In questa stessa sala, quindici giorni fa – credo – abbiamo ricevuto, come oggi, 7.000 zingari, di tutta Europa. Rom. E la presentazione l’ha fatta uno che è cresciuto in un quartiere rom e adesso è un parlamentare slovacco. E può dare un’esperienza diversa a quelli che non conoscono le periferie. E le realtà si capiscono meglio dalle periferie che dal centro, perché tu dal centro sei sempre coperto, tu nel centro sei sempre difeso…

Patto educativo rotto, selettività, esclusione, eredità di un positivismo selettivo: queste cose si devono risolvere. E andare avanti, andare avanti con questa sfida. A una congregazione di suore che ha una speciale vocazione in Argentina, per il Sud dell’Argentina, per la Patagonia, ho detto: “Per favore, chiudere la metà dei collegi della capitale di Buenos Aires e mandate le suore là, in quella periferia della Patria”; perché di là verranno i nuovi contributi, i nuovi valori, e verranno anche le persone capaci di rinnovare il mondo. Andare alla periferia. Ma questo voglio sottolineare: andare in periferia non è soltanto fare beneficienza. E’, in educazione, portare per mano per la strada fino a dove possono. Ai Salesiani, a Torino, ho detto: “Fate quello che ha fatto Don Bosco, in quel tempo, dove c’erano tanti bambini di strada, tanti. Educazione d’emergenza. Educazione variegata”.

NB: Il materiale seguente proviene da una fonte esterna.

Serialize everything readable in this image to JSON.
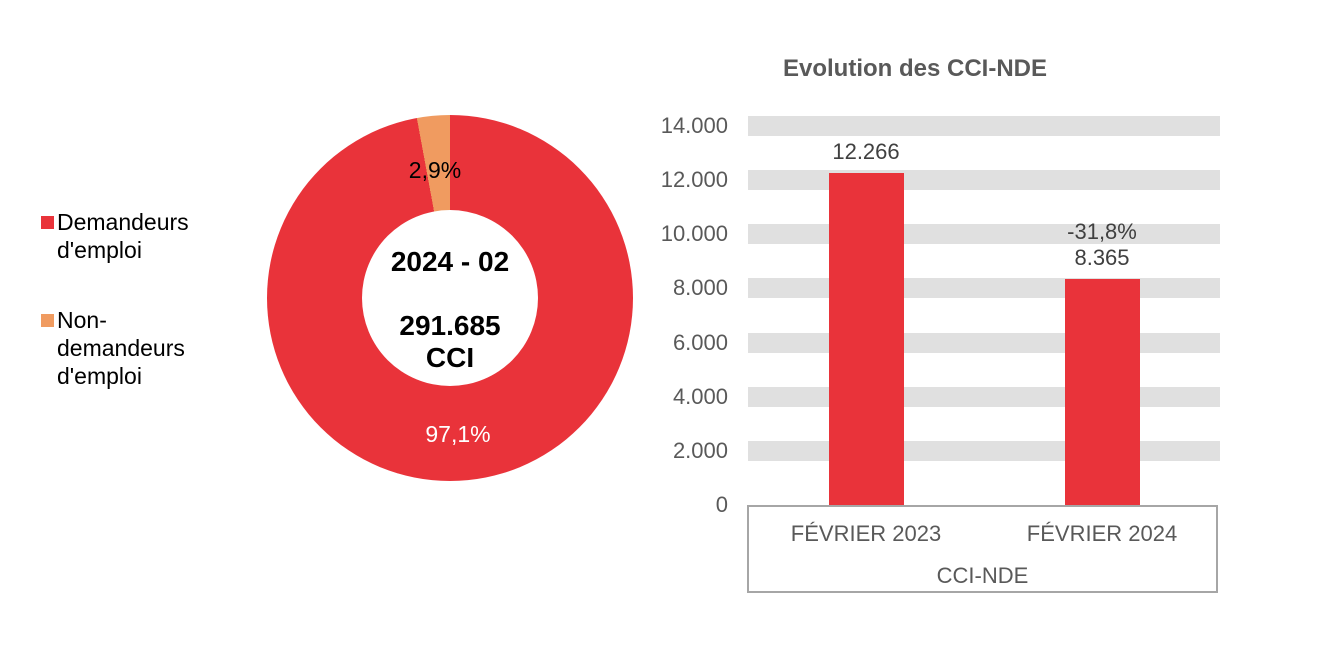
{
  "colors": {
    "red": "#E9333A",
    "orange": "#F09B60",
    "band_gray": "#E0E0E0",
    "box_border_gray": "#A6A6A6",
    "axis_text_gray": "#595959",
    "data_label_gray": "#404040"
  },
  "donut_chart": {
    "center_period": "2024 - 02",
    "center_total": "291.685",
    "center_unit": "CCI",
    "legend": [
      {
        "label": "Demandeurs d'emploi",
        "color": "#E9333A"
      },
      {
        "label": "Non-demandeurs d'emploi",
        "color": "#F09B60"
      }
    ],
    "slices": [
      {
        "name": "Demandeurs d'emploi",
        "value_pct": 97.1,
        "label": "97,1%",
        "color": "#E9333A"
      },
      {
        "name": "Non-demandeurs d'emploi",
        "value_pct": 2.9,
        "label": "2,9%",
        "color": "#F09B60"
      }
    ]
  },
  "bar_chart": {
    "title": "Evolution des CCI-NDE",
    "y_ticks": [
      "14.000",
      "12.000",
      "10.000",
      "8.000",
      "6.000",
      "4.000",
      "2.000",
      "0"
    ],
    "y_max": 14000,
    "y_step": 2000,
    "categories": [
      "FÉVRIER 2023",
      "FÉVRIER 2024"
    ],
    "values": [
      12266,
      8365
    ],
    "value_labels": [
      "12.266",
      "8.365"
    ],
    "delta_labels": [
      null,
      "-31,8%"
    ],
    "axis_group_label": "CCI-NDE",
    "bar_color": "#E9333A",
    "band_color": "#E0E0E0"
  },
  "chart_data": [
    {
      "type": "pie",
      "subtype": "donut",
      "labels": [
        "Demandeurs d'emploi",
        "Non-demandeurs d'emploi"
      ],
      "values": [
        97.1,
        2.9
      ],
      "unit": "%",
      "colors": [
        "#E9333A",
        "#F09B60"
      ],
      "center_text": [
        "2024 - 02",
        "291.685",
        "CCI"
      ],
      "legend_position": "left",
      "start_angle_deg": 0,
      "direction": "clockwise"
    },
    {
      "type": "bar",
      "title": "Evolution des CCI-NDE",
      "categories": [
        "FÉVRIER 2023",
        "FÉVRIER 2024"
      ],
      "values": [
        12266,
        8365
      ],
      "data_labels": [
        "12.266",
        "8.365"
      ],
      "annotations": [
        {
          "category": "FÉVRIER 2024",
          "text": "-31,8%"
        }
      ],
      "xlabel": "CCI-NDE",
      "ylabel": "",
      "ylim": [
        0,
        14000
      ],
      "ytick_step": 2000,
      "grid": "horizontal-bands",
      "legend_position": "none"
    }
  ]
}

Un’altra cosa, perché nella domanda la suora chiedeva “quali sfide si aprono agli educatori ai tempi della ‘terza guerra mondiale a pezzi’”. Qual è la tentazione più grande delle guerre, in questo momento? I muri. Difendersi, i muri. Il fallimento più grande che può avere un educatore, è educare “entro i muri”. Educare dentro i muri: muri di una cultura selettiva, i muri di una cultura di sicurezza, i muri di un settore sociale che è benestante e non va più avanti.

Vorrei finire invitando, proprio su questa domanda, gli educatori e le educatrici a ripensare – è un compito da fare a casa! ma da fare in comunità! – a ripensare le opere di misericordia, le 14 opere di misericordia; ripensare come farle, ma nell’educazione. Io non chiederei a voi di alzare le mani, quelli che le conoscono bene, a memoria, no. L’ho fatto una volta in questa sala: era piena… E hanno alzato la mano soltanto una ventina…. Ma pensare: in quest’anno della Misericordia, misericordia è soltanto dare elemosina?, o nell’educazione, come posso fare io le opere di misericordia? Cioè, sono le opere dell’Amore del Padre; la prima parola detta dal cardinale Versaldi: le opere dell’Amore. Come posso fare perché questo Amore del Padre che viene specialmente sottolineato in quest’Anno della Misericordia, arrivi nelle nostre opere educative?

E ringrazio tanto voi, educatori ed educatrici - malpagati -, ringrazio per quello che voi fate. Dobbiamo ri-educare tante civiltà. Dobbiamo ri-educare l’Europa. Mi diceva il rettore gesuita di un collegio quanto costi a lui cambiare mentalità, per ri-educare sulla strada che la Chiesa vuole oggi. E così si può arrivare anche a quelli che non credono. E voglio ringraziare anche un educatore che è diventato educatore attraverso la strada del diritto canonico - non so come si possa, ma lui lo è diventato -: il cardinale Grocholewski. Lui è presente qui. E lui è un esempio che risponde alla prima domanda: lui ha fatto accordi con università di tutto il mondo, cattoliche e non cattoliche. Perché? Perché la passione dell’educazione porta a questo: a “umanizzare” la gente. E anche a lui, pubblicamente dico: Grazie, Eminenza.

Non so come continua il programma… E’ finito? Grazie tante per il vostro lavoro. E vi auguro buon pranzo.